Un nuovo attacco consente agli hacker di rubare i codici di autenticazione a due fattori dai telefoni Android

I dispositivi Android sono vulnerabili a un nuovo attacco in grado di rubare di nascosto codici di autenticazione a due fattori, cronologie di posizione e altri dati privati in meno di 30 secondi.

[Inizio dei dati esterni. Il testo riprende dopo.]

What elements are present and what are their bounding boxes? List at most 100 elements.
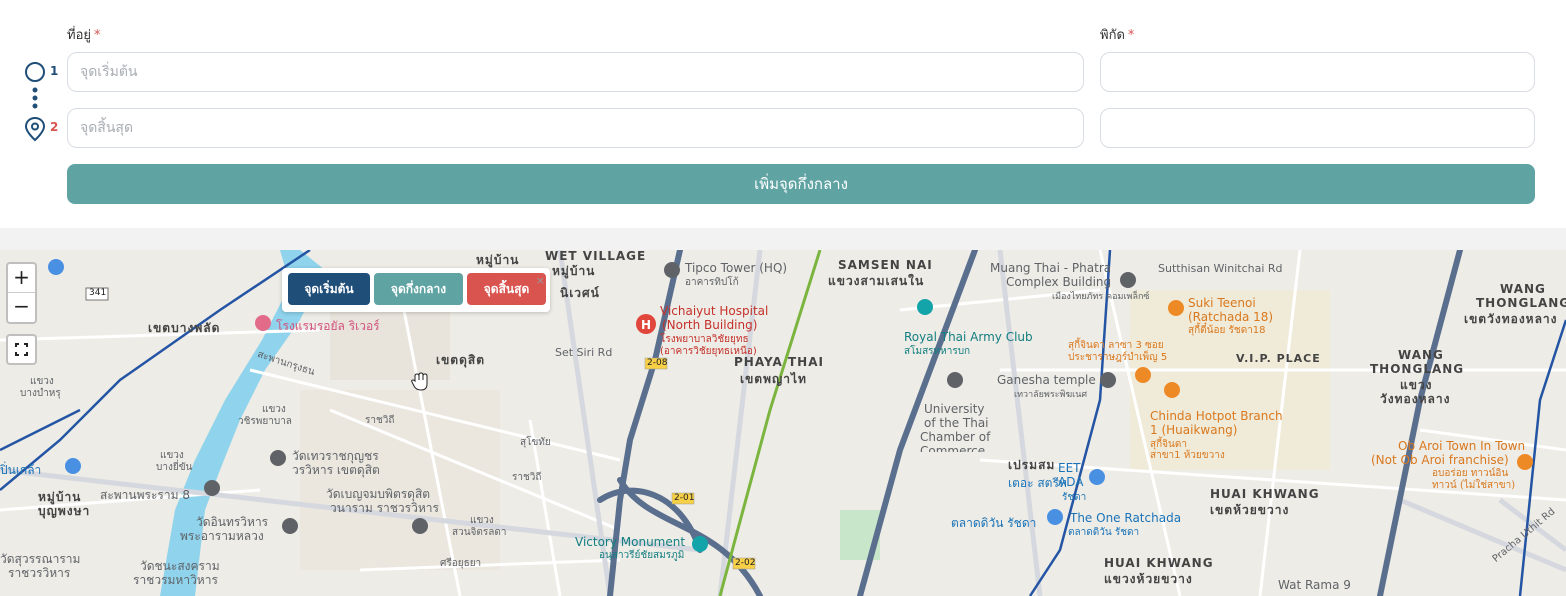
start-coord-input[interactable] [1100, 52, 1535, 92]
map-label: สวนจิตรลดา [452, 527, 507, 538]
map-label: บางยี่ขัน [156, 462, 193, 473]
required-mark: * [1127, 28, 1135, 43]
map-label: ปิ่นเกล้า [0, 463, 42, 477]
map-label: บางบำหรุ [20, 388, 61, 399]
map-label: ตลาดดิวัน รัชดา [951, 516, 1037, 530]
map-label: เทวาลัยพระพิฆเนศ [1014, 390, 1088, 400]
map-label: Vichaiyut Hospital [660, 304, 769, 318]
map-label: ราชวิถี [512, 472, 542, 483]
map-label: HUAI KHWANG [1210, 487, 1320, 501]
map-label: สาขา1 ห้วยขวาง [1150, 450, 1225, 461]
legend-start: จุดเริ่มต้น [288, 273, 370, 305]
map-label: EET [1058, 461, 1081, 475]
map-label: WANG [1398, 348, 1444, 362]
map-label: สุโขทัย [520, 437, 551, 448]
map-label: The One Ratchada [1070, 511, 1182, 525]
map-label: (Not Ob Aroi franchise) [1371, 453, 1509, 467]
map-label: THONGLANG [1370, 362, 1465, 376]
route-connector-icon [32, 87, 38, 109]
zoom-control: + − [6, 262, 37, 324]
required-mark: * [94, 28, 101, 43]
route-form: ที่อยู่* พิกัด* 1 2 เพิ่มจุดกึ่งกลาง [0, 0, 1566, 228]
map-label: University [924, 402, 985, 416]
map-label: เปรมสม [1008, 458, 1056, 472]
svg-text:H: H [641, 318, 651, 332]
grab-cursor-icon [411, 372, 428, 391]
map-label: อนุสาวรีย์ชัยสมรภูมิ [599, 550, 685, 561]
add-waypoint-button[interactable]: เพิ่มจุดกึ่งกลาง [67, 164, 1535, 204]
map-label: รัชดา [1062, 492, 1087, 503]
legend-middle: จุดกึ่งกลาง [374, 273, 463, 305]
legend-end: จุดสิ้นสุด [467, 273, 546, 305]
start-address-input[interactable] [67, 52, 1084, 92]
map-label: Royal Thai Army Club [904, 330, 1033, 344]
map-label: Complex Building [1006, 275, 1112, 289]
map-label: Muang Thai - Phatra [990, 261, 1112, 275]
map-label: V.I.P. PLACE [1236, 352, 1321, 365]
zoom-out-button[interactable]: − [8, 293, 35, 322]
map-label: เขตดุสิต [436, 353, 486, 367]
map-label: (North Building) [662, 318, 758, 332]
map-label: THONGLANG [1476, 296, 1566, 310]
map-label: 341 [89, 288, 107, 298]
end-coord-input[interactable] [1100, 108, 1535, 148]
zoom-in-button[interactable]: + [8, 264, 35, 293]
map-label: แขวงห้วยขวาง [1104, 572, 1193, 586]
map-label: วรวิหาร เขตดุสิต [292, 463, 380, 477]
map-label: วังทองหลาง [1380, 392, 1451, 406]
map-label: บุญพงษา [38, 504, 91, 518]
end-address-input[interactable] [67, 108, 1084, 148]
map-label: วชิรพยาบาล [238, 416, 292, 427]
map-label: HUAI KHWANG [1104, 556, 1214, 570]
start-circle-icon [25, 62, 45, 82]
map-label: เขตบางพลัด [148, 321, 221, 335]
map-label: Tipco Tower (HQ) [685, 261, 788, 275]
map-label: เขตวังทองหลาง [1464, 312, 1558, 326]
map-label: อาคารทิปโก้ [685, 277, 739, 288]
route-legend: จุดเริ่มต้น จุดกึ่งกลาง จุดสิ้นสุด × [282, 268, 550, 312]
map-label: นิเวศน์ [560, 286, 600, 300]
map-label: 2-08 [647, 358, 668, 368]
map-label: ราชวิถี [365, 415, 395, 426]
step-1-number: 1 [50, 64, 59, 78]
map-label: Suki Teenoi [1188, 296, 1256, 310]
map-label: ศรีอยุธยา [440, 558, 482, 569]
map-label: ประชาราษฎร์บำเพ็ญ 5 [1068, 352, 1168, 363]
fullscreen-icon [15, 343, 28, 356]
fullscreen-button[interactable] [6, 334, 37, 365]
map-label: เตอะ สตรีท [1008, 476, 1067, 490]
map-label: สะพานพระราม 8 [100, 488, 190, 502]
map-label: Sutthisan Winitchai Rd [1158, 262, 1283, 275]
map-label: of the Thai [924, 416, 989, 430]
map-label: แขวงสามเสนใน [828, 274, 925, 288]
map-label: SAMSEN NAI [838, 258, 933, 272]
map-label: Commerce [920, 444, 986, 452]
map-label: PHAYA THAI [734, 355, 824, 369]
address-label-text: ที่อยู่ [67, 28, 91, 43]
map-label: Ob Aroi Town In Town [1398, 439, 1526, 453]
map-canvas[interactable]: H หมู่บ้าน WET VILLAGE หมู่บ้าน นิเวศน์ … [0, 250, 1566, 596]
map-label: 2-01 [674, 493, 695, 503]
map-label: 2-02 [735, 558, 756, 568]
map-label: Chinda Hotpot Branch [1150, 409, 1283, 423]
map-label: (Ratchada 18) [1188, 310, 1274, 324]
coord-label-text: พิกัด [1100, 28, 1125, 43]
map-label: ราชวรวิหาร [8, 566, 71, 580]
map-label: เขตพญาไท [740, 372, 807, 386]
address-label: ที่อยู่ * [67, 24, 101, 45]
map-label: ราชวรมหาวิหาร [133, 573, 218, 587]
map-label: ทาวน์ (ไม่ใช่สาขา) [1432, 480, 1516, 491]
map-label: โรงแรมรอยัล ริเวอร์ [276, 319, 380, 333]
map-label: Chamber of [920, 430, 991, 444]
map-label: Set Siri Rd [555, 346, 613, 359]
step-2-number: 2 [50, 120, 59, 134]
map-label: หมู่บ้าน [552, 264, 596, 278]
map-label: พระอารามหลวง [180, 529, 264, 543]
map-label: Wat Rama 9 [1278, 578, 1351, 592]
section-divider [0, 228, 1566, 250]
map-label: ตลาดดิวัน รัชดา [1068, 527, 1140, 538]
map-label: วนาราม ราชวรวิหาร [330, 501, 439, 515]
legend-close-icon[interactable]: × [536, 274, 545, 287]
map-label: สุกี้ตี๋น้อย รัชดา18 [1188, 325, 1266, 336]
map-label: Victory Monument [575, 535, 686, 549]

Il nuovo attacco, denominato Pixnapping dal team di ricercatori accademici che lo ha ideato, richiede alla vittima di installare prima un'app dannosa su un telefono o tablet Android. L'app, che non richiede autorizzazioni di sistema, può quindi leggere efficacemente i dati visualizzati sullo schermo da qualsiasi altra app installata. Pixnapping è stato dimostrato sui telefoni Google Pixel e sul telefono Samsung Galaxy S25 e probabilmente potrebbe essere modificato per funzionare su altri modelli con ulteriori interventi. Google ha rilasciato delle mitigazioni il mese scorso, ma i ricercatori hanno affermato che una versione modificata dell'attacco funziona anche quando l'aggiornamento è installato.
Come fare uno screenshotGli attacchi Pixnapping iniziano con l'app dannosa che richiama le interfacce di programmazione Android che inducono l'autenticatore o altre app mirate a inviare informazioni sensibili allo schermo del dispositivo. L'app dannosa esegue quindi operazioni grafiche su singoli pixel di interesse per l'aggressore. Pixnapping sfrutta quindi un canale laterale che consente all'app dannosa di mappare i pixel in quelle coordinate su lettere, numeri o forme.

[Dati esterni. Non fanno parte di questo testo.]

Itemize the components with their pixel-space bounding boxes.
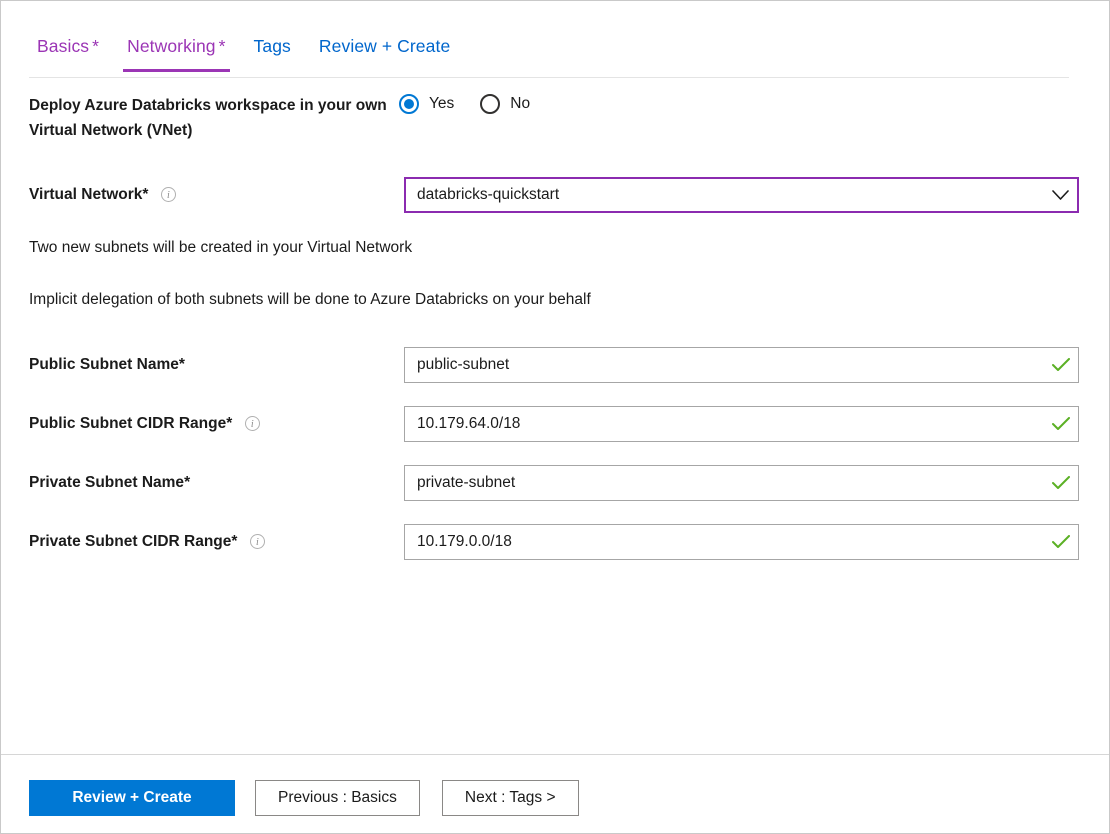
checkmark-icon <box>1044 358 1078 372</box>
networking-form: Deploy Azure Databricks workspace in you… <box>1 77 1109 751</box>
private-subnet-cidr-required-marker: * <box>231 533 238 550</box>
tab-basics-required-marker: * <box>92 36 100 56</box>
private-subnet-name-label: Private Subnet Name <box>29 474 185 491</box>
private-subnet-cidr-label: Private Subnet CIDR Range <box>29 533 232 550</box>
deploy-vnet-row: Deploy Azure Databricks workspace in you… <box>29 93 1081 143</box>
private-subnet-name-value: private-subnet <box>417 474 516 491</box>
footer-divider <box>1 754 1109 755</box>
virtual-network-dropdown[interactable]: databricks-quickstart <box>404 177 1079 213</box>
public-subnet-cidr-control-col: 10.179.64.0/18 <box>404 406 1079 442</box>
public-subnet-name-row: Public Subnet Name* public-subnet <box>29 347 1081 383</box>
virtual-network-label-col: Virtual Network* i <box>29 183 404 207</box>
tab-basics-label: Basics <box>37 36 90 56</box>
private-subnet-cidr-value: 10.179.0.0/18 <box>417 533 512 550</box>
public-subnet-name-value: public-subnet <box>417 356 510 373</box>
public-subnet-name-input[interactable]: public-subnet <box>404 347 1079 383</box>
tab-networking-required-marker: * <box>218 36 226 56</box>
virtual-network-value: databricks-quickstart <box>417 186 560 203</box>
private-subnet-cidr-label-col: Private Subnet CIDR Range* i <box>29 530 404 554</box>
note-two-subnets: Two new subnets will be created in your … <box>29 239 413 256</box>
tab-tags[interactable]: Tags <box>240 31 305 71</box>
radio-no-mark <box>480 94 501 114</box>
previous-basics-button[interactable]: Previous : Basics <box>255 780 420 816</box>
checkmark-icon <box>1044 417 1078 431</box>
private-subnet-name-label-col: Private Subnet Name* <box>29 471 404 495</box>
radio-yes-label: Yes <box>429 95 455 112</box>
public-subnet-name-label: Public Subnet Name <box>29 356 179 373</box>
virtual-network-required-marker: * <box>142 186 149 203</box>
private-subnet-cidr-info-icon[interactable]: i <box>249 533 265 549</box>
tab-networking-label: Networking <box>127 36 216 56</box>
public-subnet-cidr-required-marker: * <box>226 415 233 432</box>
tab-tags-label: Tags <box>253 36 291 56</box>
tab-review-create-label: Review + Create <box>318 36 451 56</box>
virtual-network-info-icon[interactable]: i <box>160 186 176 202</box>
checkmark-icon <box>1044 535 1078 549</box>
public-subnet-cidr-label-col: Public Subnet CIDR Range* i <box>29 412 404 436</box>
tab-basics[interactable]: Basics * <box>29 31 113 71</box>
private-subnet-cidr-control-col: 10.179.0.0/18 <box>404 524 1079 560</box>
note-implicit-delegation: Implicit delegation of both subnets will… <box>29 291 591 308</box>
public-subnet-name-label-col: Public Subnet Name* <box>29 353 404 377</box>
radio-yes-mark <box>399 94 419 114</box>
public-subnet-name-required-marker: * <box>178 356 185 373</box>
chevron-down-icon[interactable] <box>1043 189 1077 201</box>
review-create-button[interactable]: Review + Create <box>29 780 235 816</box>
azure-create-workspace-networking-page: Basics * Networking * Tags Review + Create… <box>0 0 1110 834</box>
checkmark-icon <box>1044 476 1078 490</box>
virtual-network-label: Virtual Network <box>29 186 143 203</box>
public-subnet-name-control-col: public-subnet <box>404 347 1079 383</box>
private-subnet-name-row: Private Subnet Name* private-subnet <box>29 465 1081 501</box>
deploy-vnet-radio-group[interactable]: Yes No <box>399 94 556 114</box>
private-subnet-cidr-row: Private Subnet CIDR Range* i 10.179.0.0/… <box>29 524 1081 560</box>
next-tags-button[interactable]: Next : Tags > <box>441 780 579 816</box>
wizard-tab-strip: Basics * Networking * Tags Review + Create <box>29 31 1069 78</box>
private-subnet-cidr-input[interactable]: 10.179.0.0/18 <box>404 524 1079 560</box>
private-subnet-name-control-col: private-subnet <box>404 465 1079 501</box>
public-subnet-cidr-label: Public Subnet CIDR Range <box>29 415 227 432</box>
virtual-network-row: Virtual Network* i databricks-quickstart <box>29 177 1081 213</box>
wizard-footer: Review + Create Previous : Basics Next :… <box>29 780 601 816</box>
deploy-vnet-label: Deploy Azure Databricks workspace in you… <box>29 97 387 139</box>
private-subnet-name-input[interactable]: private-subnet <box>404 465 1079 501</box>
virtual-network-control-col: databricks-quickstart <box>404 177 1079 213</box>
deploy-vnet-radio-yes[interactable]: Yes <box>399 94 454 114</box>
public-subnet-cidr-value: 10.179.64.0/18 <box>417 415 521 432</box>
public-subnet-cidr-row: Public Subnet CIDR Range* i 10.179.64.0/… <box>29 406 1081 442</box>
tab-networking[interactable]: Networking * <box>113 31 239 72</box>
public-subnet-cidr-input[interactable]: 10.179.64.0/18 <box>404 406 1079 442</box>
tab-review-create[interactable]: Review + Create <box>305 31 464 71</box>
private-subnet-name-required-marker: * <box>184 474 191 491</box>
radio-no-label: No <box>510 95 531 112</box>
public-subnet-cidr-info-icon[interactable]: i <box>244 415 260 431</box>
deploy-vnet-radio-no[interactable]: No <box>480 94 530 114</box>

"Tutto ciò che è visibile all'apertura dell'app target può essere rubato dall'app dannosa tramite Pixnapping", hanno scritto i ricercatori su un sito web informativo . "Messaggi di chat, codici di autenticazione a due fattori, messaggi di posta elettronica, ecc. sono tutti vulnerabili perché visibili. Se un'app contiene informazioni segrete non visibili (ad esempio, ha una chiave segreta memorizzata ma mai visualizzata sullo schermo), tali informazioni non possono essere rubate da Pixnapping".
La nuova classe di attacco ricorda GPU.zip , un attacco del 2023 che consentiva a siti web dannosi di leggere nomi utente, password e altri dati visivi sensibili visualizzati da altri siti web. Funzionava sfruttando i canali laterali presenti nelle GPU di tutti i principali fornitori. Le vulnerabilità sfruttate da GPU.zip non sono mai state risolte. L'attacco è stato invece bloccato nei browser limitandone la capacità di aprire gli iframe, un elemento HTML che consente a un sito web (nel caso di GPU.zip, un sito web dannoso) di incorporare i contenuti di un sito di un dominio diverso.
Pixnapping prende di mira lo stesso canale laterale di GPU.zip, in particolare il tempo esatto impiegato per il rendering di un dato fotogramma sullo schermo.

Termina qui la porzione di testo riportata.